The Great Tits did not seem to differentiate between chick types in the nest, because the two flycatcher young appeared to be fed normally, although one was underweight on day 12 (9.5 and 13.5 g; average of day-12 Pied Flycatcher chicks in 2013 was 13.9 g). Unfortunately, the Blue and Great Tit young were not weighed. Indiscriminant feeding was also observed in an interspecific cross-fostering experiment (Turtumøygard & Slagsvold 2010). As far as we know, the Great Tits were the only parents feeding the chicks, as they were the only ones alarming on frequent nest visits. Given that investing in offspring that are not your own is costly, why did the Great Tits not discriminate between their own and foreign young? It can be argued that the behaviour of covering up competitor eggs with nest material is usually sufficient to avoid their hatching, and selection on kin recognition in the nest may be weak, as mixed broods are rare. Moreover, even if interspecific eggs hatch, the young rarely fledge: in a previous study of mixed broods with Pied Flycatchers and Great and Blue Tits, fledging success of interspecifically cross-fostered flycatcher young was three times lower than that of young in control broods (Slagsvold 2004).

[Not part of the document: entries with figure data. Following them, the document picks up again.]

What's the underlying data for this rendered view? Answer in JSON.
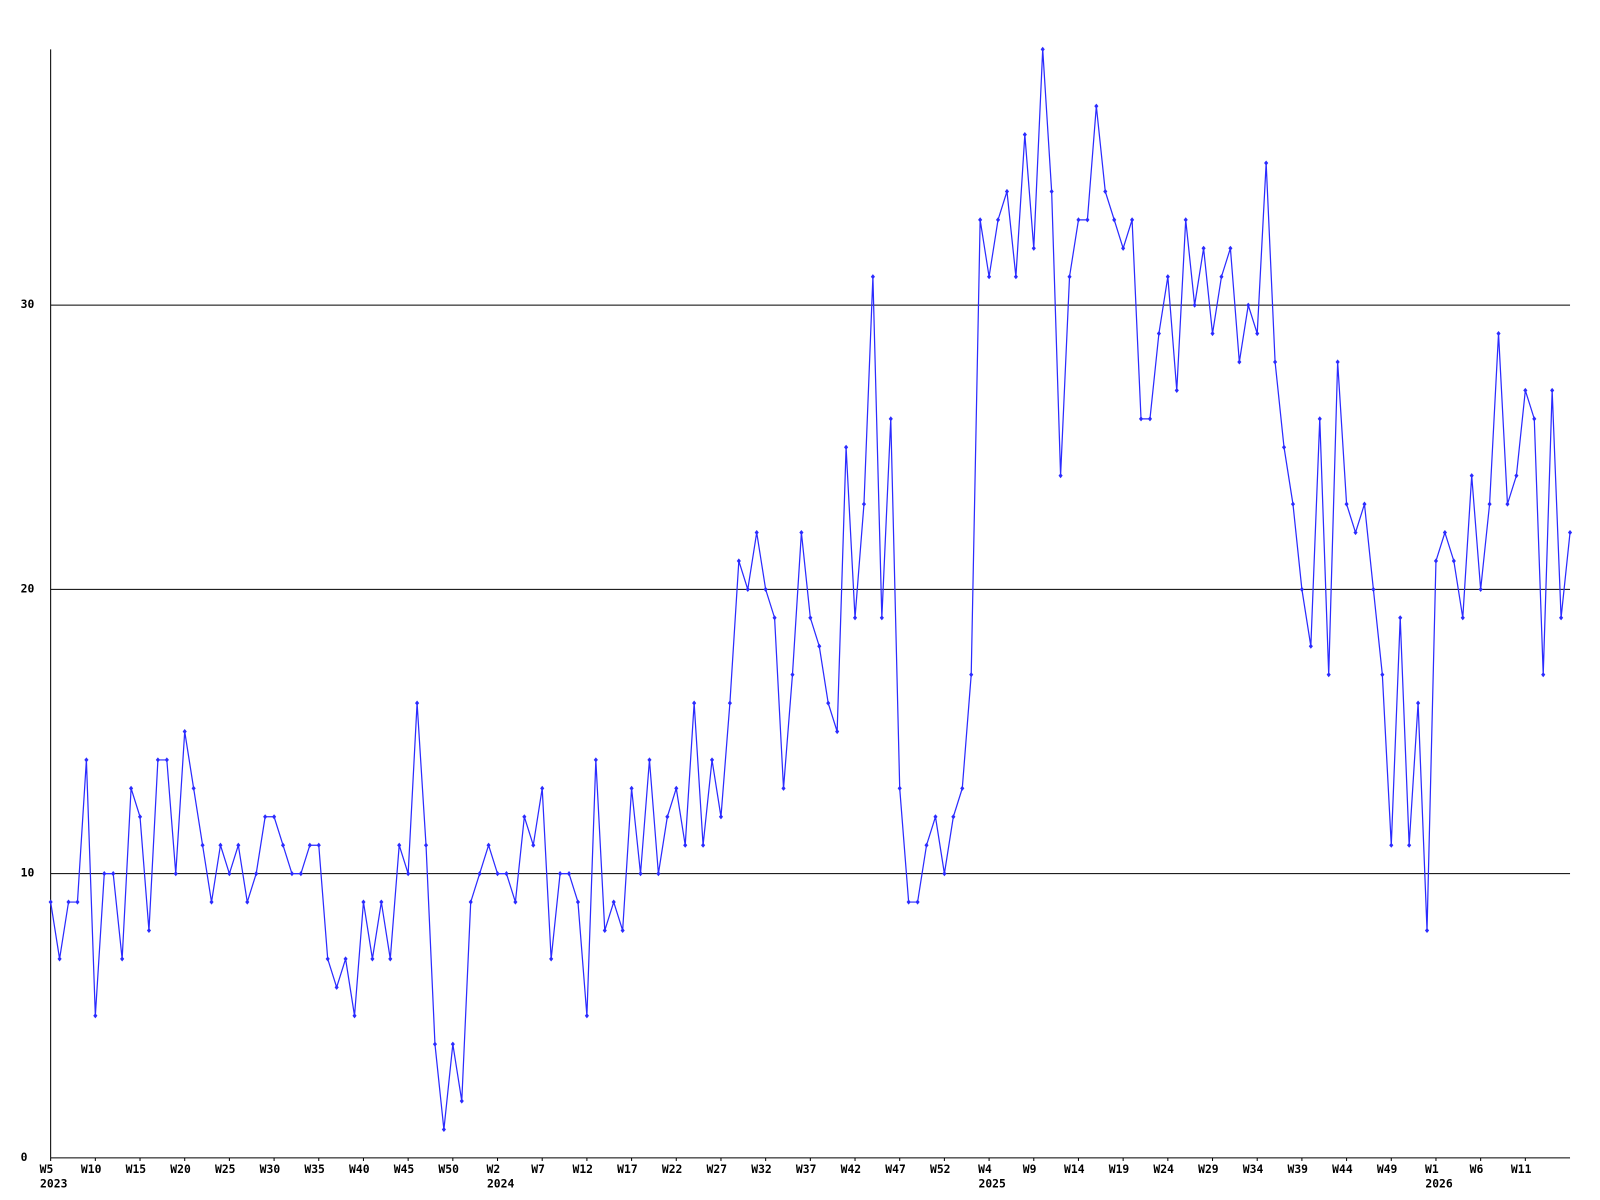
{
  "chart_data": {
    "type": "line",
    "color": "#2b2bff",
    "grid": true,
    "ylim": [
      0,
      39
    ],
    "yticks": [
      0,
      10,
      20,
      30
    ],
    "categories": [
      "W5",
      null,
      null,
      null,
      null,
      "W10",
      null,
      null,
      null,
      null,
      "W15",
      null,
      null,
      null,
      null,
      "W20",
      null,
      null,
      null,
      null,
      "W25",
      null,
      null,
      null,
      null,
      "W30",
      null,
      null,
      null,
      null,
      "W35",
      null,
      null,
      null,
      null,
      "W40",
      null,
      null,
      null,
      null,
      "W45",
      null,
      null,
      null,
      null,
      "W50",
      null,
      null,
      null,
      null,
      "W2",
      null,
      null,
      null,
      null,
      "W7",
      null,
      null,
      null,
      null,
      "W12",
      null,
      null,
      null,
      null,
      "W17",
      null,
      null,
      null,
      null,
      "W22",
      null,
      null,
      null,
      null,
      "W27",
      null,
      null,
      null,
      null,
      "W32",
      null,
      null,
      null,
      null,
      "W37",
      null,
      null,
      null,
      null,
      "W42",
      null,
      null,
      null,
      null,
      "W47",
      null,
      null,
      null,
      null,
      "W52",
      null,
      null,
      null,
      null,
      "W4",
      null,
      null,
      null,
      null,
      "W9",
      null,
      null,
      null,
      null,
      "W14",
      null,
      null,
      null,
      null,
      "W19",
      null,
      null,
      null,
      null,
      "W24",
      null,
      null,
      null,
      null,
      "W29",
      null,
      null,
      null,
      null,
      "W34",
      null,
      null,
      null,
      null,
      "W39",
      null,
      null,
      null,
      null,
      "W44",
      null,
      null,
      null,
      null,
      "W49",
      null,
      null,
      null,
      null,
      "W1",
      null,
      null,
      null,
      null,
      "W6",
      null,
      null,
      null,
      null,
      "W11",
      null,
      null,
      null,
      null,
      null
    ],
    "category_years": [
      "2023",
      null,
      null,
      null,
      null,
      null,
      null,
      null,
      null,
      null,
      null,
      null,
      null,
      null,
      null,
      null,
      null,
      null,
      null,
      null,
      null,
      null,
      null,
      null,
      null,
      null,
      null,
      null,
      null,
      null,
      null,
      null,
      null,
      null,
      null,
      null,
      null,
      null,
      null,
      null,
      null,
      null,
      null,
      null,
      null,
      null,
      null,
      null,
      null,
      null,
      "2024",
      null,
      null,
      null,
      null,
      null,
      null,
      null,
      null,
      null,
      null,
      null,
      null,
      null,
      null,
      null,
      null,
      null,
      null,
      null,
      null,
      null,
      null,
      null,
      null,
      null,
      null,
      null,
      null,
      null,
      null,
      null,
      null,
      null,
      null,
      null,
      null,
      null,
      null,
      null,
      null,
      null,
      null,
      null,
      null,
      null,
      null,
      null,
      null,
      null,
      null,
      null,
      null,
      null,
      null,
      "2025",
      null,
      null,
      null,
      null,
      null,
      null,
      null,
      null,
      null,
      null,
      null,
      null,
      null,
      null,
      null,
      null,
      null,
      null,
      null,
      null,
      null,
      null,
      null,
      null,
      null,
      null,
      null,
      null,
      null,
      null,
      null,
      null,
      null,
      null,
      null,
      null,
      null,
      null,
      null,
      null,
      null,
      null,
      null,
      null,
      null,
      null,
      null,
      null,
      null,
      "2026",
      null,
      null,
      null,
      null,
      null,
      null,
      null,
      null,
      null,
      null,
      null,
      null,
      null,
      null,
      null
    ],
    "values": [
      9,
      7,
      9,
      9,
      14,
      5,
      10,
      10,
      7,
      13,
      12,
      8,
      14,
      14,
      10,
      15,
      13,
      11,
      9,
      11,
      10,
      11,
      9,
      10,
      12,
      12,
      11,
      10,
      10,
      11,
      11,
      7,
      6,
      7,
      5,
      9,
      7,
      9,
      7,
      11,
      10,
      16,
      11,
      4,
      1,
      4,
      2,
      9,
      10,
      11,
      10,
      10,
      9,
      12,
      11,
      13,
      7,
      10,
      10,
      9,
      5,
      14,
      8,
      9,
      8,
      13,
      10,
      14,
      10,
      12,
      13,
      11,
      16,
      11,
      14,
      12,
      16,
      21,
      20,
      22,
      20,
      19,
      13,
      17,
      22,
      19,
      18,
      16,
      15,
      25,
      19,
      23,
      31,
      19,
      26,
      13,
      9,
      9,
      11,
      12,
      10,
      12,
      13,
      17,
      33,
      31,
      33,
      34,
      31,
      36,
      32,
      39,
      34,
      24,
      31,
      33,
      33,
      37,
      34,
      33,
      32,
      33,
      26,
      26,
      29,
      31,
      27,
      33,
      30,
      32,
      29,
      31,
      32,
      28,
      30,
      29,
      35,
      28,
      25,
      23,
      20,
      18,
      26,
      17,
      28,
      23,
      22,
      23,
      20,
      17,
      11,
      19,
      11,
      16,
      8,
      21,
      22,
      21,
      19,
      24,
      20,
      23,
      29,
      23,
      24,
      27,
      26,
      17,
      27,
      19,
      22
    ]
  }
}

Pied Flycatchers are typically viewed as the ‘parasite’ in nest takeovers, whereby the tits aggressively respond to intrusions (Slagsvold 1975, Merilä & Wiggins 1995, Ahola et al. 2007). However, this case shows that Blue Tits and Great Tits are also capable of taking over nesting sites. We hypothesize that the propensity to take over nests is not merely a behavioural trait of flycatchers, but may be a more common phenomenon among hole nesting passerines. The explanation for rarely observing this in tits is that their breeding timing usually precedes that of flycatchers such that it rarely leads to interference competition for nest sites. We suggest that overlap in reproductive timing between resident and migrant passerines may intensify their interspecific competition during the breeding season.

We thank Robin Abbey-Lee and Rob Bijlsma for helpful comments on earlier versions of the manuscript. We also thank Rob Bijlsma for his tireless field work. We are grateful to Staatsbosbeheer ZW-Drenthe for enabling us to do research in their woods.

Figure 2.

Left panel: two Pied Flycatcher eggs (left), two Blue Tit eggs (middle) and a Great Tit egg (right) after the second takeover. Right panel: a Blue Tit, two Pied Flycatcher and six Great Tit chicks three days before fledging.